The only ripple of discord during the school board race occurred last week when a volunteer at St. Finbar Catholic Church circulated a newsletter incorrectly stating that Kaufman opposed “religious release time,” a district practice that allows elementary school students to leave class an hour early once each week to attend religious training classes.

After several angry parents contacted Kaufman about the matter, the woman who produced the newsletter later apologized for her actions and retracted the statement. Kaufman said she has always favored the release policy, as do Hanson and Lenz.
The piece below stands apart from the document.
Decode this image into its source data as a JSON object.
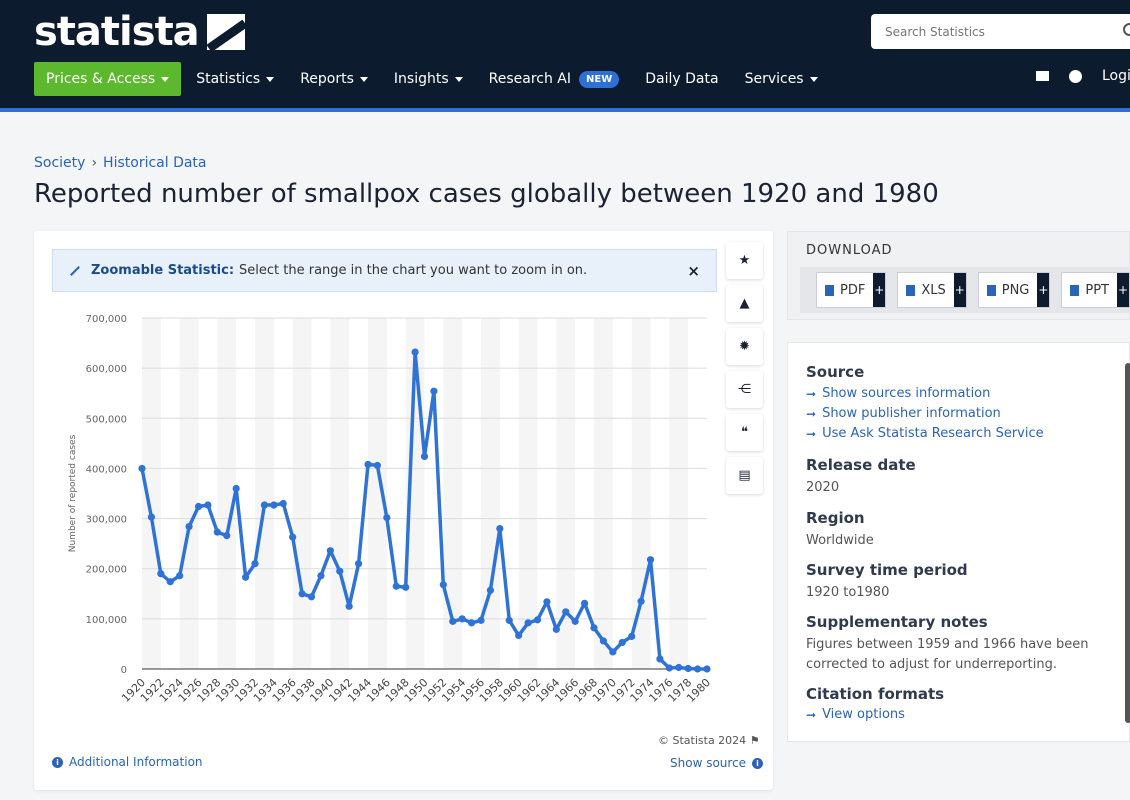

A 31-year resident of the city, Kaufman said her experiences with her two grown children, who graduated from Burbank schools in the early 1970s, and her two younger children, who are enrolled at Burbank High School and John Muir Junior High School, help her compare today’s school problems with those of the past.

Named to Advisory Panel

Hanson, an elected delegate to the California School Board Assn., was appointed to state Superintendent of Public Instruction Bill Honig’s school board member advisory panel last year. If reelected, she would be the senior member of the Burbank board. She has lived in Burbank for nine years.

Lenz, a 25-year veteran of the Burbank PTA and currently an officer of the organization’s First District, which covers an area from Burbank to Pomona, was named “Woman of the Year” by the Woman’s Council of Burbank last year.